Avant notre départ de Langeais, nous avons essayé par tous les moyens d'avoir des
nouvelles d'Agnès de Nanteuil. Catherine est même allée trouver le commandant du convoi
qui lui confirme quelle a été emmenée et hospitalisée à Tours. C'est tout,
inutile d'insister, elle ne saura rien de plus. Par la suite, des renseignements très
précis lui apprendront que la pauvre Agnès n'a reçu aucun soin, même pas le plus
élémentaire pansement, pas plus à Tours qu'à Langeais. Elle quittera tours avec les
prisonniers politiques de cette ville, en wagon à bestiaux, où elle mourra dans
d'atroces souffrances, mais avec un courage inégalable.

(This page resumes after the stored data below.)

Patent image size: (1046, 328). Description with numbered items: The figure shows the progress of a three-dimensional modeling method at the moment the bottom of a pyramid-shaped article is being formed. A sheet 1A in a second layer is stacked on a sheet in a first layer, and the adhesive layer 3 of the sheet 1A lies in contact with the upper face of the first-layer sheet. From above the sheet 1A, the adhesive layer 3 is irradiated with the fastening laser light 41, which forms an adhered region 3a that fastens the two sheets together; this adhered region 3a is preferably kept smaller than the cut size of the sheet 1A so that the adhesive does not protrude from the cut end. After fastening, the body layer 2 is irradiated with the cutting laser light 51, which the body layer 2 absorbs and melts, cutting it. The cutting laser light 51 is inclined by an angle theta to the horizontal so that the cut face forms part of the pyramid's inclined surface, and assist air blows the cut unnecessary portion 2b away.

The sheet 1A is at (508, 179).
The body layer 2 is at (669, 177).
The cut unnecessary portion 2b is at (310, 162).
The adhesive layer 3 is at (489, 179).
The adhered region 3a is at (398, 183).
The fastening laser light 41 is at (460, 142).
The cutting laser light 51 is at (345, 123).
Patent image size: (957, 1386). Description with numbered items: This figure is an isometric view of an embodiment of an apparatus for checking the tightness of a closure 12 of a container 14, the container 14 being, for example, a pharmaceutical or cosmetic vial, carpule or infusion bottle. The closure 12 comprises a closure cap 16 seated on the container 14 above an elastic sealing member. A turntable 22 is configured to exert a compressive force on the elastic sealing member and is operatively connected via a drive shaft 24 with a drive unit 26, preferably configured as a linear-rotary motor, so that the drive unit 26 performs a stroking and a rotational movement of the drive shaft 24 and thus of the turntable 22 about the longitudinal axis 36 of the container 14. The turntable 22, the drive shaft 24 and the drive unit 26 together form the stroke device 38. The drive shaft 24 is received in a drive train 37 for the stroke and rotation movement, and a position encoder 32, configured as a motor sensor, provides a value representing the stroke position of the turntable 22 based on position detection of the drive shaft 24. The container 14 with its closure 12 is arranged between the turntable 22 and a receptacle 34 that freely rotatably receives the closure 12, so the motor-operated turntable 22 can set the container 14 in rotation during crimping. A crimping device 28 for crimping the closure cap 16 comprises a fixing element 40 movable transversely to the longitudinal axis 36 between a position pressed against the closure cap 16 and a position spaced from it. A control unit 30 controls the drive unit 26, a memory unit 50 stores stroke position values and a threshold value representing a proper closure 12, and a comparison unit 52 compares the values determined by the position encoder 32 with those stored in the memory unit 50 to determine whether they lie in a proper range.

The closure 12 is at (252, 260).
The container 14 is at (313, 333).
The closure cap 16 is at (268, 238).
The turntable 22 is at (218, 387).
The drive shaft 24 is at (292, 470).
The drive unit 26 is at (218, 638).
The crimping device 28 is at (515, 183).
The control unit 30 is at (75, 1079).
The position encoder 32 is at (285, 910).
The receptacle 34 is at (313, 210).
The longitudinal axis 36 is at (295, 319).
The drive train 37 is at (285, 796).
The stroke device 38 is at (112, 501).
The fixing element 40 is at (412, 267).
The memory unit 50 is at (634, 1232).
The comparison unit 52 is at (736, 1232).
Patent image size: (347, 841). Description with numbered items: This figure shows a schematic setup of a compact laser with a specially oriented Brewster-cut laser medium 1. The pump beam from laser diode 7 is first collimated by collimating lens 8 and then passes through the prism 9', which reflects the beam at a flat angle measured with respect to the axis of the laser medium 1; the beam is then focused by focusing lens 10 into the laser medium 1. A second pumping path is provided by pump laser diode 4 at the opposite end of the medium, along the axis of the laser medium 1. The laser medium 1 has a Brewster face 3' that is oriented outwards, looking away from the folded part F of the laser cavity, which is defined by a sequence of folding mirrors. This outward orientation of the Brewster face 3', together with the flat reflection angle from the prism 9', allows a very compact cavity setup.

Des témoins de sa mort diront
que ses dernières paroles ont été : "Je donne ma vie pour mon Dieu et ma
patrie" Puis, les dernières heures, elle entre dans le coma, elle rend l'âme avant
d'arriver en gare de Paray-le-Monial. Son corps sera remis à Paray aux autorités de la
Croix Rouge qui la feront inhumer et se chargeront de prévenir sa maman à Vannes. Cette
fille magnifique de courage et d'abnégation, était la plus simple et la meilleure des
compagnes Elle incarnait le patriotisme pur et vrai et restera pour toutes celles qui la
connurent à cette période, un exemple vivant de bravoure et de dévouement librement
consentis.
Pendant ce temps, nous, continuions notre "voyage" agrémenté de marches à
pied et d'arrêts un peu partout. Nous conservions avec sa sœur Catherine, l'espoir de la
retrouver et de la revoir en vie car nous n'osions pas penser que la cruauté de ses
bourreaux irait jusqu'à la laisser mourir sans soins. Nous ne songions même pas qu'ils
essaieraient de la transporter vers l'Allemagne.